Dara terlihat terdiam sejenak. Seolah tengah mempertimbangkan ajakan Niko Wu. Ia mengulum bibirnya. Manik mata coklat itu mengedar melihat beberapa orang yang telah membentuk beberapa kelompok. Mendapatkan beberapa teman yang akan di ajak untuk menjadi teman untuk kedepannya. Seperti nya dia juga harus memiliki teman untuk tahun pertama ini.


"Bagaimana?" tanya Niko kembali memastikan gadis culun ini mau atau tidak.


Senyum segaris terbentuk dengan kepala mengangguk pelan.


"Ya, seperti tidak buruk." Dara berucap ceria.


"Kalau begitu ayo," ujarnya.


Keduanya melangkah menuju gedung selatan. Tempat pendaftaran ulang. Sebelum memulai masa orientasi siswa.


...***...


"Menurutmu bagaimana dengan Dara?" tanya Alex kala membenahi letak penyimpanan sengaja tajam itu.


"Dia cukup bisa di andalkan," jawab Tom pelan.

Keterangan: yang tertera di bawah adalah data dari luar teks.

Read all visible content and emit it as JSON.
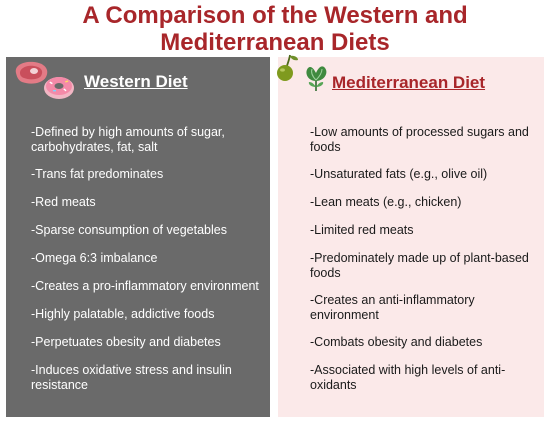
{
  "title": "A Comparison of the Western and Mediterranean Diets",
  "western": {
    "heading": "Western Diet",
    "items": [
      "-Defined by high amounts of sugar, carbohydrates, fat, salt",
      "-Trans fat predominates",
      "-Red meats",
      "-Sparse consumption of vegetables",
      "-Omega 6:3 imbalance",
      "-Creates a pro-inflammatory environment",
      "-Highly palatable, addictive foods",
      "-Perpetuates obesity and diabetes",
      "-Induces oxidative stress and insulin resistance"
    ],
    "icons": [
      "steak-icon",
      "donut-icon"
    ]
  },
  "mediterranean": {
    "heading": "Mediterranean Diet",
    "items": [
      "-Low amounts of processed sugars and foods",
      "-Unsaturated fats (e.g., olive oil)",
      "-Lean meats (e.g., chicken)",
      "-Limited red meats",
      "-Predominately made up of plant-based foods",
      "-Creates an anti-inflammatory environment",
      "-Combats obesity and diabetes",
      "-Associated with high levels of anti-oxidants"
    ],
    "icons": [
      "olive-icon",
      "leafy-greens-icon"
    ]
  },
  "colors": {
    "title": "#a8262a",
    "western_panel": "#6a6a6a",
    "mediterranean_panel": "#fbe9e9"
  }
}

Alex dengan cepat menoleh ke samping. Dahi putih itu berlipat dalam mendengarkan jawaban Tom. Tangan kanan nya ini adalah orang yang penuh dengan rasa curiga dan mawas diri. Ini kali pertama Alex mendengar jawaban seperti ini dari Tom.


Senyum miring terbentuk di bibir Alex."Kau terlihat menyimpan rasa percaya padanya, Tom!"


Tom terdiam cukup lama. Awalnya Tom merasa Dara Margaretha itu adalah wanita ya aneh. Patut untuk di curigai. Tom tidak ingin ada wanita licik yang mendekati Alex Felton. Hanya memanfaatkan sang Bos, hanya lantaran Alex adalah pria yang berkuasa. Dan kabur saat merasakan keanehan di dalam diri Alex.


Sama seperti hal nya Tessa. Wanita gila itu hampir saja di habisi oleh Tom. Sayangnya, Tessa tidak ikut mobil Zain saat itu. Bodohnya lagi, ia memberikan Tessa waktu untuk kabur dari Texas. Wanita licik itu ketakutan setengah mati saat tau Zain mati karena rem mobil blong. Dan setelah mobil itu ringsek. Dengan sadisnya peluru melubangi jantung nya.


Cukup gila. Tapi ini lah Tom, tangan kanan Alex. Ia pun di didik sama dengan Alex. Kekejaman yang sama, bagi Tom kesetiaan adalah harga mati. Karena itu dia begitu. Karena kesetiaan nya pada Alex Felton.


"Cukup lama melihat tingkah anehnya. Dan tidak ada hal yang gadis itu punya. Tidak ada siapapun di belakang nya. Karena itu aku berpikir kita bisa mempercayai nya," ujar Tom pelan.


"Begitukah?" tanya Alex pemasaran.


"Ya." Tom membalas dengan anggukan pelan.


...***...


Ban mobil berhenti menggelinding. Kaca mobil di turunkan perlahan. Ke dua orang berlainan jenis itu menoleh ke arah pintu kaca mobil yang terbuka.


"Dara! Naik!" serunya dengan nada penuh keceriaan.


Dara mengerutkan dahinya."Kenapa kau ke sini?" tegur Dara pada Mark.


Pria tampan itu tersenyum lebar."Aku ini kan, Bos! Jadi suka-suka aku lah!" Mark berujar sombong.